By Brad Hooker
Speaking last week at the Methane Pavilion at the UN Climate Conference, Air Resources Board Chair Liane Randolph and CDFA Secretary Karen Ross discussed the state’s methane goals. California is the only jurisdiction in the world that has a law to reduce short-lived climate pollutants, according to Jorge Daniel Taillant, director of the Center for Human Rights and Environment, an Argentina-based NGO.
The Newsom administration is working with NASA’s Jet Propulsion Laboratory on a methane satellite to spot “the worst actors,” explained Randolph. The regulatory agencies will use that to “take action” and inform new and existing policies.
Ross attributed the success in reducing emissions to the voluntary approach incorporated into the SB 1383 framework, along with cap-and-trade investments for incentives grants.

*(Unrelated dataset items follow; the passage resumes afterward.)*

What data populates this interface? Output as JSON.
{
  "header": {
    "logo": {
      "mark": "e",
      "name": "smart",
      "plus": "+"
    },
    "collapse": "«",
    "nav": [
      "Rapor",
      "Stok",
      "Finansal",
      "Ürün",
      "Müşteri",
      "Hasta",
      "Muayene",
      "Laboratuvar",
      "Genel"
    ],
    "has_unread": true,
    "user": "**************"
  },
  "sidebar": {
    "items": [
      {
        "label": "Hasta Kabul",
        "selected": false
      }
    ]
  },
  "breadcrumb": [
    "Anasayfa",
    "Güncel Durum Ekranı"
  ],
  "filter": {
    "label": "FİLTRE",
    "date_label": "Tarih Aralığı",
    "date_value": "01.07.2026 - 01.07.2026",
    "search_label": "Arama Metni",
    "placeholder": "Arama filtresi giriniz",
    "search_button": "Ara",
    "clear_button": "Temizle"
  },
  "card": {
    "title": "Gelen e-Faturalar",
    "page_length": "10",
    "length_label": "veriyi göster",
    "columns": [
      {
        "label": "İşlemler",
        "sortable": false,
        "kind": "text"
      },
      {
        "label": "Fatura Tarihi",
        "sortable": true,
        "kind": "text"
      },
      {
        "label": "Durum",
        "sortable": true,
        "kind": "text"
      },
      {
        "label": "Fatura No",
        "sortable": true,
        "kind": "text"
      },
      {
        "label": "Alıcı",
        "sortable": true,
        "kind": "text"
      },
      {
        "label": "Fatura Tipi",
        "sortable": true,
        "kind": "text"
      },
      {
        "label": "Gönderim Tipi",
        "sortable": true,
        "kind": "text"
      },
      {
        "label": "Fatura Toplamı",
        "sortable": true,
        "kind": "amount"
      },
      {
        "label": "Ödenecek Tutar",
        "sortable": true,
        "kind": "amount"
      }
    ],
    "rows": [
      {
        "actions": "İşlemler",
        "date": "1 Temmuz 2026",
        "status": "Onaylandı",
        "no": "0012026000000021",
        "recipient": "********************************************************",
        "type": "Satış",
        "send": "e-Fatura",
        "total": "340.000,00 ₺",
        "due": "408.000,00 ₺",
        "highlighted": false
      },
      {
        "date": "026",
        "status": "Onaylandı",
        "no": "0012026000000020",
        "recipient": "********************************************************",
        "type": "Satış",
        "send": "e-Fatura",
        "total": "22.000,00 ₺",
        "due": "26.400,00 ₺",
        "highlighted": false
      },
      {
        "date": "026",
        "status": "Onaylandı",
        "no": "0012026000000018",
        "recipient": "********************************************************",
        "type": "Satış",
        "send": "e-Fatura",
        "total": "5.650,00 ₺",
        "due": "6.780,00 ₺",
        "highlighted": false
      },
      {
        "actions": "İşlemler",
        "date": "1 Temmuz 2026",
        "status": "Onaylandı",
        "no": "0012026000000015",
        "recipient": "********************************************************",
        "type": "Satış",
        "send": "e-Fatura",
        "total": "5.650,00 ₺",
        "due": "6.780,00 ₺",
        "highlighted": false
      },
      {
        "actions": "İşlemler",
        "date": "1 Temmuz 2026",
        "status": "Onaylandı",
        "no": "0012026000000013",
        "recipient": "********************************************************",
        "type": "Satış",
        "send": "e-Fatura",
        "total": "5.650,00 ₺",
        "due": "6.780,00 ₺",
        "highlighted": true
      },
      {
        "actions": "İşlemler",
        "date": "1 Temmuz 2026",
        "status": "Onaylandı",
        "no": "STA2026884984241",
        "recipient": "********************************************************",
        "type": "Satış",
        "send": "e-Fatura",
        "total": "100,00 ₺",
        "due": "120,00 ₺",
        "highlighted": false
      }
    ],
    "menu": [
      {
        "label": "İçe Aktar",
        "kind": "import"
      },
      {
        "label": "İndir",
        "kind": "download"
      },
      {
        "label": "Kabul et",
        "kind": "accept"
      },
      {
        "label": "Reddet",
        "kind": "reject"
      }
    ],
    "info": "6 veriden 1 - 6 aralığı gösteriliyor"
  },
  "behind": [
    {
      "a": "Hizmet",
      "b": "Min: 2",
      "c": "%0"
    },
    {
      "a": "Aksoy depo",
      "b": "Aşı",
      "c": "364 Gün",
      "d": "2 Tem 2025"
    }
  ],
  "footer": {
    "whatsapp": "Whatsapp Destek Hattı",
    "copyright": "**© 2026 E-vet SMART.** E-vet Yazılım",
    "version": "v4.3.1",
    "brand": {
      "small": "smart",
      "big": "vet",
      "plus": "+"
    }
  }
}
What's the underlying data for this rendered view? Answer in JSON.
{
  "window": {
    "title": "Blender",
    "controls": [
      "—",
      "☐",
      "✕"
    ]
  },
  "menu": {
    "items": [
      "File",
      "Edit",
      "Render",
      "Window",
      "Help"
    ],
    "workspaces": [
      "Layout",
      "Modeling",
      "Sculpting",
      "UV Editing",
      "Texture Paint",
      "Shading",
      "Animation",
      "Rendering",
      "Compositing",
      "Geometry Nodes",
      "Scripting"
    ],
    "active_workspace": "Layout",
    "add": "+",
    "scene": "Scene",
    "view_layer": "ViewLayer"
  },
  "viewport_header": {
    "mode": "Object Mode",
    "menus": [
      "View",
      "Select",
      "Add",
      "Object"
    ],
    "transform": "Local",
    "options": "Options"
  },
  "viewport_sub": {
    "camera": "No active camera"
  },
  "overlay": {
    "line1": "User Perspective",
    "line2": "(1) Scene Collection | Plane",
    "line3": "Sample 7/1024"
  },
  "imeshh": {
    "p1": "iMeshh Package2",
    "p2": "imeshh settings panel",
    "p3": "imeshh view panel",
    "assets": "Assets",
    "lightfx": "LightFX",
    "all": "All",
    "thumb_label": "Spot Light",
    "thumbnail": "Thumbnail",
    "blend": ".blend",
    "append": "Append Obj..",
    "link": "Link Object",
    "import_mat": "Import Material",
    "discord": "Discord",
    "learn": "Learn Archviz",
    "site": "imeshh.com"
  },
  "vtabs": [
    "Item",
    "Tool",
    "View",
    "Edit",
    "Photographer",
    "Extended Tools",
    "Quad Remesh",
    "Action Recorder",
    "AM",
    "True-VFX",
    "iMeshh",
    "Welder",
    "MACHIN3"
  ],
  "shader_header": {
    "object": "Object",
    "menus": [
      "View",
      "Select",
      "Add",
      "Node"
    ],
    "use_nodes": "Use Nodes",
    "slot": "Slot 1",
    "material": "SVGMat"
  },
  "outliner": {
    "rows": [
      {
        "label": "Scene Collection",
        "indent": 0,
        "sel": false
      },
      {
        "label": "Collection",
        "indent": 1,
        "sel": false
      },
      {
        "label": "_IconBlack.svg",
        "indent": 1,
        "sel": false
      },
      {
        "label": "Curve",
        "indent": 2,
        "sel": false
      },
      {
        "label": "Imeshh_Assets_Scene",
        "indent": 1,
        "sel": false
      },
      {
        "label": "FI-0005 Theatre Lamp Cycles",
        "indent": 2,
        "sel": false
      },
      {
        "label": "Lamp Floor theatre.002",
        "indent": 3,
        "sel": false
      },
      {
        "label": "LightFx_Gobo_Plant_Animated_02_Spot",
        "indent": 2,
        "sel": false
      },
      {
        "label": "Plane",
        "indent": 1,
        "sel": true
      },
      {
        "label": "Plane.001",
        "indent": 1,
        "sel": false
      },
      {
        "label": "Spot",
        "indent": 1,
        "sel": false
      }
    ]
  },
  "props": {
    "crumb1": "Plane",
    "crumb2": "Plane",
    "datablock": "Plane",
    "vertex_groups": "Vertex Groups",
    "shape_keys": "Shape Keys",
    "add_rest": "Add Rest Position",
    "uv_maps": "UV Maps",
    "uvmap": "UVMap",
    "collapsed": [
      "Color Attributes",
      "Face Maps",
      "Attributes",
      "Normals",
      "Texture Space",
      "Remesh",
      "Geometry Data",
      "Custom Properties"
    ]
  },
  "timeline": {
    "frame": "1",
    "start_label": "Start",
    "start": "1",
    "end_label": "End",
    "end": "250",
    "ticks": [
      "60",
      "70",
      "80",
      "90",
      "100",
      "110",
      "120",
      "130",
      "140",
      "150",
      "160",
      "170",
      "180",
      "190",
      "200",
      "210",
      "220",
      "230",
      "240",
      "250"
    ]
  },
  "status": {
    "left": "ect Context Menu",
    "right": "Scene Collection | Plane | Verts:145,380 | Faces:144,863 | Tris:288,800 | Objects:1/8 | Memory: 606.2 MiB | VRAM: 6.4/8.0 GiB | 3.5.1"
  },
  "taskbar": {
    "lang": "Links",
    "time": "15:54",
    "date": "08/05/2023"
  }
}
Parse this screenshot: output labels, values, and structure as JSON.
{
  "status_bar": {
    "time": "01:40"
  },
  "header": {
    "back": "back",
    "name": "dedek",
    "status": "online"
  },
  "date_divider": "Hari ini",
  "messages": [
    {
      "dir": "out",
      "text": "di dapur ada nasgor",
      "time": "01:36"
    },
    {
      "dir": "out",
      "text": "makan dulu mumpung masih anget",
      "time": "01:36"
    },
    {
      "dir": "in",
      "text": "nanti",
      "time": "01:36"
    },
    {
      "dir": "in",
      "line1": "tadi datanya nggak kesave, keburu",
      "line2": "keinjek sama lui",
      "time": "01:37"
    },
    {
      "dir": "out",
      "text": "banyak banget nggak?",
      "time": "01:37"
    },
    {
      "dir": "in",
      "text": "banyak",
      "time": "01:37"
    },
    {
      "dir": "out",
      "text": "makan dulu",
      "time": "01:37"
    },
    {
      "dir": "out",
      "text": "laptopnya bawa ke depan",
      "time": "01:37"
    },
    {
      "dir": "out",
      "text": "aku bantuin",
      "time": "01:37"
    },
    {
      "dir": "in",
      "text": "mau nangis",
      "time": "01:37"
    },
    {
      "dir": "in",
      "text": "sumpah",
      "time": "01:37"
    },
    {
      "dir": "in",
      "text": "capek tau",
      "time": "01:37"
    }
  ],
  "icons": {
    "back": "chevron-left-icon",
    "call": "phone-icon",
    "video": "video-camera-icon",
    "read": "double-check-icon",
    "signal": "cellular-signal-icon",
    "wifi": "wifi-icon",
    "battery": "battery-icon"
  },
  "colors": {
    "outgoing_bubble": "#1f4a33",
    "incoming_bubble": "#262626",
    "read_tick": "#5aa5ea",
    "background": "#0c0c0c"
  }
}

“Really the magic here is the low-carbon fuel standard,” said Ross. “It’s very powerful if we can rededicate [the emissions] to replacing fossil fuels.” The most challenging area, she explained, is enteric emissions from cows, since no “magic solutions” exist yet.
Ross added that—contrary to outcry from environmental justice groups—data has not shown that dairy digesters are leading to increased cow numbers and more air pollution. Having a large number of cows in condensed areas, she explained, means the state’s dairies have the smallest environmental footprint for every gallon of milk produced.
She stressed that the Newsom and Brown administrations have made significant investments in bringing community-based organizations to the table as “trusted messengers” for hard-to-reach communities.